Oh well certainly we had some bombing in [Town], but we certainly saw the blitz because when they were hitting London in '41, '42, [Town], is only 35 miles away and the whole the sky. We used to stand at the bedroom windows and you could see all the, looking West, the whole sky lit up, which must have been the glow from round over the world, you know, with the curvature of the earth is that much so you weren’t seeing the actual London fire you were seeing the glow of several hundreds of feet up, you know, on the horizon, unbelievable, and of course it was all censored anyway, you only knew that London was being bombed. I mean we learnt more post war seeing the television than you actually knew when you saw it.

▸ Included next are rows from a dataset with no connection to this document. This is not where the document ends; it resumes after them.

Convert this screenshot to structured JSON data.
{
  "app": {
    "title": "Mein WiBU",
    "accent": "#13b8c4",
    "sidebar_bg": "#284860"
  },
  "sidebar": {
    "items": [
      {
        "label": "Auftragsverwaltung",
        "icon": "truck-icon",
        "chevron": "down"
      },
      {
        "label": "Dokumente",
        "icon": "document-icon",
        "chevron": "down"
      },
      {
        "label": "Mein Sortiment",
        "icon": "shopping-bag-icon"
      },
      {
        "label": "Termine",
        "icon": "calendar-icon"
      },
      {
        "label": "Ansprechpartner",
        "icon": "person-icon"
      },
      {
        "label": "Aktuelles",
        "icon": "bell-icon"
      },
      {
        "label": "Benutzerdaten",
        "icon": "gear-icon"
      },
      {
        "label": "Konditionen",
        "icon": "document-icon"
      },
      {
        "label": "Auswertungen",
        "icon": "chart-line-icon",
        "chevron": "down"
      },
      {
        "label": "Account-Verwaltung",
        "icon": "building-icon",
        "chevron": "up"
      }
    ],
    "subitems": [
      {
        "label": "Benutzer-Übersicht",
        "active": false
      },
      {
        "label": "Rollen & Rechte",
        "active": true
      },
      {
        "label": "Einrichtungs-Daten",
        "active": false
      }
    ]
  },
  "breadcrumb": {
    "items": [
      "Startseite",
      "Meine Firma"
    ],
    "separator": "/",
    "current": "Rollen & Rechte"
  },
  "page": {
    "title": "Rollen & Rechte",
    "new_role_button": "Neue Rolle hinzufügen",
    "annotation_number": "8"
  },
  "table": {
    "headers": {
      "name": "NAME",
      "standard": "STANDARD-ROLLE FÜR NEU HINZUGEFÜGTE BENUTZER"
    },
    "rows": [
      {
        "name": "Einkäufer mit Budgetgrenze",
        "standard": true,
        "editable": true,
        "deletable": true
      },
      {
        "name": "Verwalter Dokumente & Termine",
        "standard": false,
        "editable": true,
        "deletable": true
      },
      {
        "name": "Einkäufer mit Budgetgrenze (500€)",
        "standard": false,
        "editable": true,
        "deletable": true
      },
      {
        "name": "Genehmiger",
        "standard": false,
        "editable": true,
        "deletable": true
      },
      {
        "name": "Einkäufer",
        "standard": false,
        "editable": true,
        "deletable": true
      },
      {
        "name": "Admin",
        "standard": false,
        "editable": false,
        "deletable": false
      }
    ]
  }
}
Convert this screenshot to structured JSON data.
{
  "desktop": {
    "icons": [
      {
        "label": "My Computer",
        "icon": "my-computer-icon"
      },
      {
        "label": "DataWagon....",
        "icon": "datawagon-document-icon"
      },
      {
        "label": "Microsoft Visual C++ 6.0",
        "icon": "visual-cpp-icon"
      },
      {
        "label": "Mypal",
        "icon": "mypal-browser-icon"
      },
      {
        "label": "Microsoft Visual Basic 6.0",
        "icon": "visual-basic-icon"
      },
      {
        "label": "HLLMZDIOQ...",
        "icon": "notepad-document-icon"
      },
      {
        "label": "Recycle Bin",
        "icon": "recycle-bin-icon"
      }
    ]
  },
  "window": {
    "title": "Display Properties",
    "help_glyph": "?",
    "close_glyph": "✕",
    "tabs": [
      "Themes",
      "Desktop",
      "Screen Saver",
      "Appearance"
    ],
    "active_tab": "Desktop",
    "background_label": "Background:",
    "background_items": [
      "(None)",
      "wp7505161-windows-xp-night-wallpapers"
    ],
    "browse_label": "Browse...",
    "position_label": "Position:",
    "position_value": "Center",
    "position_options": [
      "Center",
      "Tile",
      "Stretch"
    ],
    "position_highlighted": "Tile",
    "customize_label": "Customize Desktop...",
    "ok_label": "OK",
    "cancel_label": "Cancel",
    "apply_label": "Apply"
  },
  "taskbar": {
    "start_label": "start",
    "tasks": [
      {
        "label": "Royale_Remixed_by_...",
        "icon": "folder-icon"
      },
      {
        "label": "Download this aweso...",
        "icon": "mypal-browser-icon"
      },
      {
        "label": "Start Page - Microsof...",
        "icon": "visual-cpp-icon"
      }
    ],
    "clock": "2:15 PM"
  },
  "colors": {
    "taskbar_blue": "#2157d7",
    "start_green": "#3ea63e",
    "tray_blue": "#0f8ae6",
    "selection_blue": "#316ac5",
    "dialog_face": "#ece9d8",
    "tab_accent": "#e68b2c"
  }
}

So you experienced the blackout?
Oh yes, yes.
And how was that at night time?
Well I was young enough really not to, you’re invulnerable, you know, nothing happens to you. But I was concerned, I remember you putting it like that, I haven’t thought about this for ages. My mother was terribly frightened, but she was, I thought she was frightened because of me. She was frightened that something would happen to me, which she obviously did, but she was a woman that was on her own and was frightened.
So did she have to pick you up, or did she have to wake you up and take you down to air raid shelters?
No, well yes, several times when the siren went we used to, well we didn’t have an air raid shelter. We had a house that had a cellar and I remember sitting on the cellar steps she and I, you know, with blankets round us when you could hear bombs dropping but as I say [Town], wasn’t being bombed, it was aircraft coming back and they'd turn around at the chaps would say 'I am not going into that lot' and the Germans sort of turned round and just dropped them where they liked so as to get rid of so that if they got home they didn’t turn up with a load of bombs for them to say well where have you been bombing.